If – and in what way – the current Zika virus outbreak may affect your travel plans depends on your health condition and on travel advise by (inter)national organizations and governments. In general, there is no restriction on travel to Zikavirus areas. When in good health and not pregnant, there is no obvious medical reason for changing your travel plans, as long as you comply with the recommended preventive measures.

However, if you are pregnant or might become pregnant while visiting Zikavirus areas, you might take into account the travel advise of WHO and your own government. Knowledge of the Zikavirus and its characteristics is growing rapidly, and as a result preventive advise will change with it. Therefore, if pregnant, please follow reliable sources (such as WHO and your government) and consult your doctor well before visiting Zikavirus areas.

How can I protect myself against the Zika virus?

Protection against a Zika virus infection comes down to preventing mosquito bites. Here are the general guidelines:

  • Take good anti-mosquito precautions, especially during the day.
  • Wear long clothes (preferably light-coloured) as much as possible (long sleeves, long trousers, socks and closed shoes).
  • Use a reliable repellent (anti-mosquito lotion or stick): carefully follow the instructions on the product leaflet.
  • Hotel room: Keep your hotel room mosquito free (keep windows closed, only open them if there are good screens, use air conditioning to keep the room cool.).
  • Mosquito nets: if it is not possible to sleep in a room that is free of mosquitos, take an impregnated mosquito net with you (i.e. one treated with an insect repellent, such as permethrin).
  • If you become ill with a fever within two weeks of returning from a Zika-infected area, always consult a doctor.
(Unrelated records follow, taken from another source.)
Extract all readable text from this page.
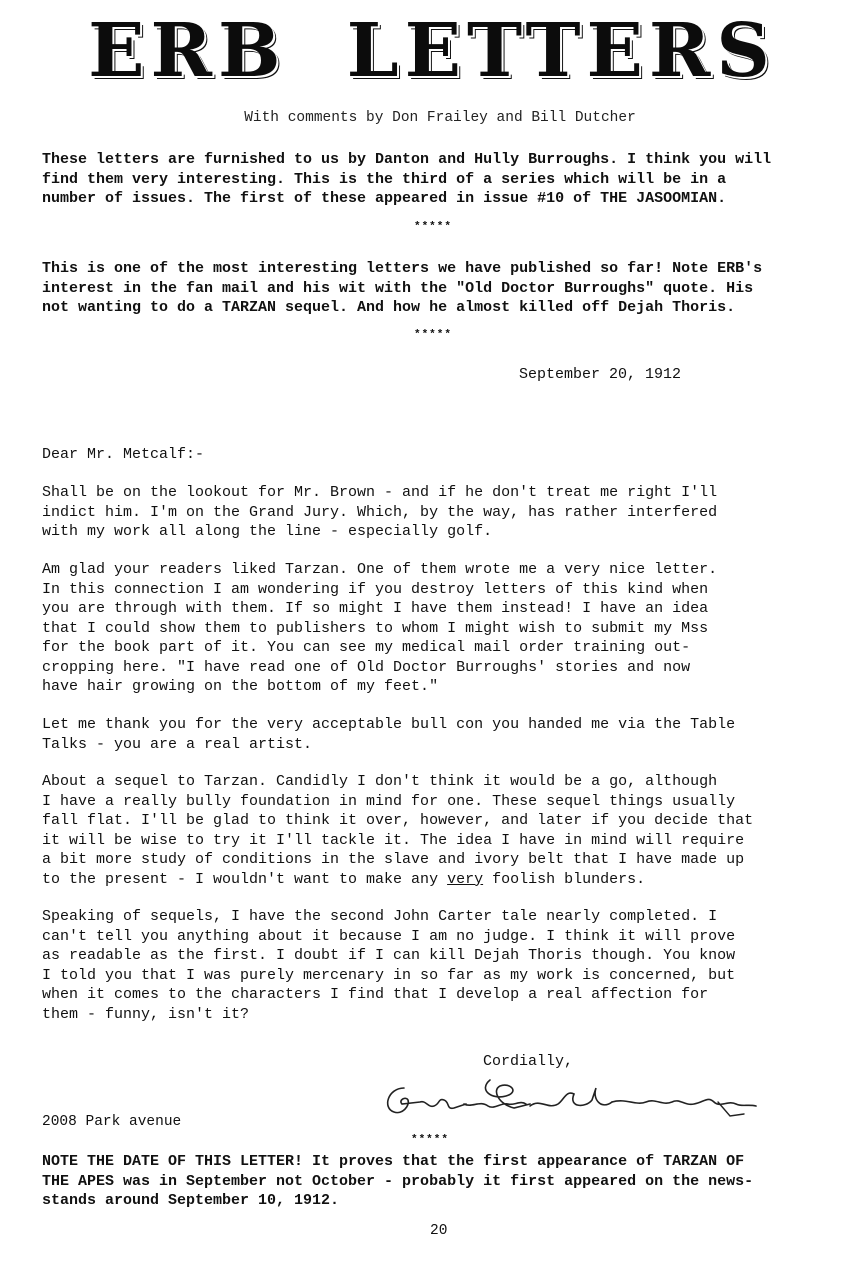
ERB LETTERS
With comments by Don Frailey and Bill Dutcher
These letters are furnished to us by Danton and Hully Burroughs. I think you will
find them very interesting. This is the third of a series which will be in a
number of issues. The first of these appeared in issue #10 of THE JASOOMIAN.
*****
This is one of the most interesting letters we have published so far! Note ERB's
interest in the fan mail and his wit with the "Old Doctor Burroughs" quote. His
not wanting to do a TARZAN sequel. And how he almost killed off Dejah Thoris.
*****
September 20, 1912
Dear Mr. Metcalf:-
Shall be on the lookout for Mr. Brown - and if he don't treat me right I'll
indict him. I'm on the Grand Jury. Which, by the way, has rather interfered
with my work all along the line - especially golf.
Am glad your readers liked Tarzan. One of them wrote me a very nice letter.
In this connection I am wondering if you destroy letters of this kind when
you are through with them. If so might I have them instead! I have an idea
that I could show them to publishers to whom I might wish to submit my Mss
for the book part of it. You can see my medical mail order training out-
cropping here. "I have read one of Old Doctor Burroughs' stories and now
have hair growing on the bottom of my feet."
Let me thank you for the very acceptable bull con you handed me via the Table
Talks - you are a real artist.
About a sequel to Tarzan. Candidly I don't think it would be a go, although
I have a really bully foundation in mind for one. These sequel things usually
fall flat. I'll be glad to think it over, however, and later if you decide that
it will be wise to try it I'll tackle it. The idea I have in mind will require
a bit more study of conditions in the slave and ivory belt that I have made up
to the present - I wouldn't want to make any very foolish blunders.
Speaking of sequels, I have the second John Carter tale nearly completed. I
can't tell you anything about it because I am no judge. I think it will prove
as readable as the first. I doubt if I can kill Dejah Thoris though. You know
I told you that I was purely mercenary in so far as my work is concerned, but
when it comes to the characters I find that I develop a real affection for
them - funny, isn't it?
Cordially,
2008 Park avenue
*****
NOTE THE DATE OF THIS LETTER! It proves that the first appearance of TARZAN OF
THE APES was in September not October - probably it first appeared on the news-
stands around September 10, 1912.
20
For women who are pregnant or possibly pregnant, the following general advice applies for destinations where the Zika virus occurs:

  • If you are (possibly) pregnant, consider whether your journey to the Zika-infected area is necessary and perhaps postpone your trip.
  • Carefully follow all the preventative measures given above.
  • Repellents: carefully check the product leaflet for recommendations on use during pregnancy and if in doubt: consult your doctor.
  • Pregnant or possibly pregnant women should always consult a doctor if they become ill with a fever within two weeks of visiting a ZIKV-infected destination.

Specific recommendations for pregnant women may differ between countries, so please check the recommendations issued by your own national public health authority.